When watching Star Trek i noticed that Q has his "powers" taken away in one episode. They granted these "powers" to Riker as well. And, many other shows do this, someone's powers are taken away. At least in Superman 2 they irradiated him or something to do it.
This has always bothered me. The point of Q is that he is not human with special powers, he is a being who can play with the universe *inherently* as a human can move his arm. Just like we cannot take away the "power" of someone to move his arm without destroying a part of his physical or mental structure, removing powers from Q should be the same. I don't mean this specifically by Q, but any characters where certain extra-human capabilities are inherent to their race.
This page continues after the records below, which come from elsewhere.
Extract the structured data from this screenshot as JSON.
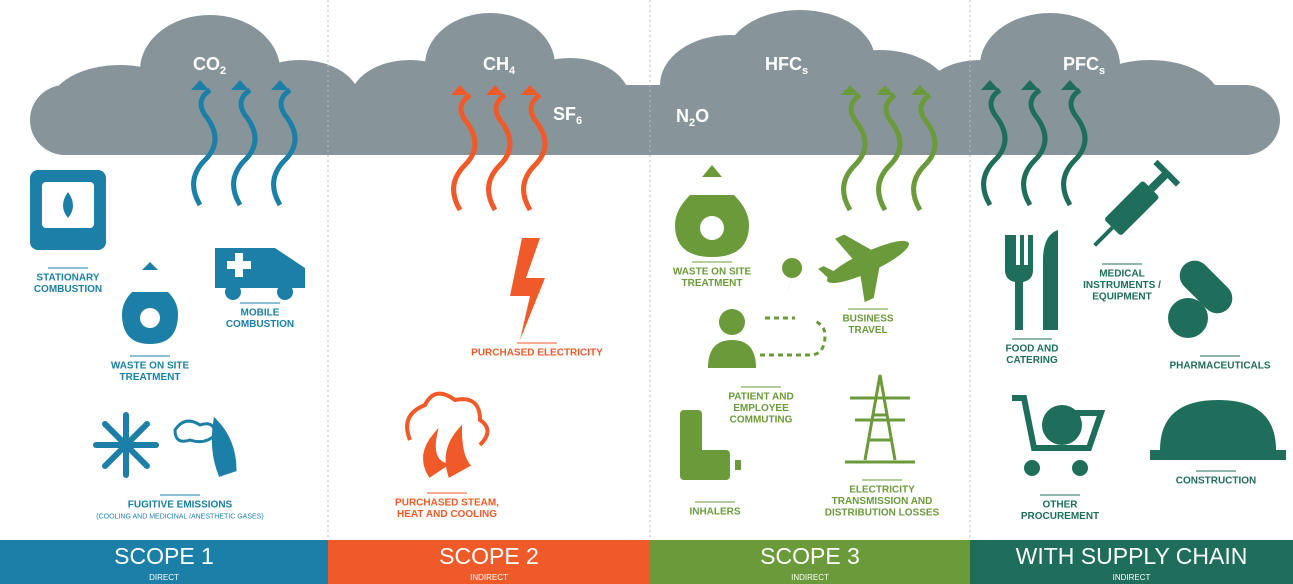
{
  "gases": [
    {
      "base": "CO",
      "sub": "2"
    },
    {
      "base": "CH",
      "sub": "4"
    },
    {
      "base": "SF",
      "sub": "6"
    },
    {
      "base": "HFC",
      "sub": "s"
    },
    {
      "base": "N",
      "sub": "2",
      "tail": "O"
    },
    {
      "base": "PFC",
      "sub": "s"
    }
  ],
  "scopes": [
    {
      "title": "SCOPE 1",
      "subtitle": "DIRECT",
      "color": "#1b7fa7",
      "items": [
        {
          "lines": [
            "STATIONARY",
            "COMBUSTION"
          ]
        },
        {
          "lines": [
            "WASTE ON SITE",
            "TREATMENT"
          ]
        },
        {
          "lines": [
            "MOBILE",
            "COMBUSTION"
          ]
        },
        {
          "lines": [
            "FUGITIVE EMISSIONS"
          ],
          "note": "(COOLING AND MEDICINAL /ANESTHETIC GASES)"
        }
      ]
    },
    {
      "title": "SCOPE 2",
      "subtitle": "INDIRECT",
      "color": "#f05a28",
      "items": [
        {
          "lines": [
            "PURCHASED ELECTRICITY"
          ]
        },
        {
          "lines": [
            "PURCHASED STEAM,",
            "HEAT AND COOLING"
          ]
        }
      ]
    },
    {
      "title": "SCOPE 3",
      "subtitle": "INDIRECT",
      "color": "#6b9a3a",
      "items": [
        {
          "lines": [
            "WASTE ON SITE",
            "TREATMENT"
          ]
        },
        {
          "lines": [
            "BUSINESS",
            "TRAVEL"
          ]
        },
        {
          "lines": [
            "PATIENT AND",
            "EMPLOYEE",
            "COMMUTING"
          ]
        },
        {
          "lines": [
            "INHALERS"
          ]
        },
        {
          "lines": [
            "ELECTRICITY",
            "TRANSMISSION AND",
            "DISTRIBUTION LOSSES"
          ]
        }
      ]
    },
    {
      "title": "WITH SUPPLY CHAIN",
      "subtitle": "INDIRECT",
      "color": "#1f6e5b",
      "items": [
        {
          "lines": [
            "FOOD AND",
            "CATERING"
          ]
        },
        {
          "lines": [
            "MEDICAL",
            "INSTRUMENTS /",
            "EQUIPMENT"
          ]
        },
        {
          "lines": [
            "PHARMACEUTICALS"
          ]
        },
        {
          "lines": [
            "OTHER",
            "PROCUREMENT"
          ]
        },
        {
          "lines": [
            "CONSTRUCTION"
          ]
        }
      ]
    }
  ]
}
Perhaps we can blame the State of Virginia for this. The Bill of Rights was a bad move. There are no such things as rights. The Declaration of Independence uses the term "inalienable rights" to describe this situation. That is, where the power of freedom is not granted or restricted, rather it is recognized. But the DOI made a mistake by using the word "rights". The Constitution itself only uses the word "right" once. And that is on a legal right, "To promote the progress of science and useful arts, by securing for limited times to authors and inventors the exclusive right to their respective writings and discoveries;". Being it is a made-up right it is called a "right" therefore. Everything else is expressly granted legislative "power". The Constitution is truly a beautiful document. But the DOI lead Virginia into the fallacious belief that all rights needed to be codified, and the Bill of rights changes it all.
In the first amendment "right of the people to assemble", the second "right of the people to keep and bear arms", the fourth "right of the people to be secure in their persons", the sixth "shall enjoy the right to a speedy and public trial", the seventh "the right to trial by jury", the ninth refers to rights given by the Constitution, which is not true, and the tenth reserves "rights" for the people.
Because of this, i consider the BOR the thorn in the side of the US. It took one of the most fantastic legal documents and destroyed it at its core by invented this idea that freedom was because of rights. An absolute tragedy that redefined how people were going to look at the freedoms we enjoy.
It is not that we have the right to do something, it's that noone has the right or ability to take it away. Even "inherent rights" while expressing this message, uses the word "rights". The term should more correctly express that in interpersonal actions, noone can object or impede the freedom of others. The codification into law should not be what people can do, but what other people cannot do to impede it.
I think this needs a name. And whatever it is, it should not use the word "right". That has played out already most unfortunately.
Does someone have a more eponymous name?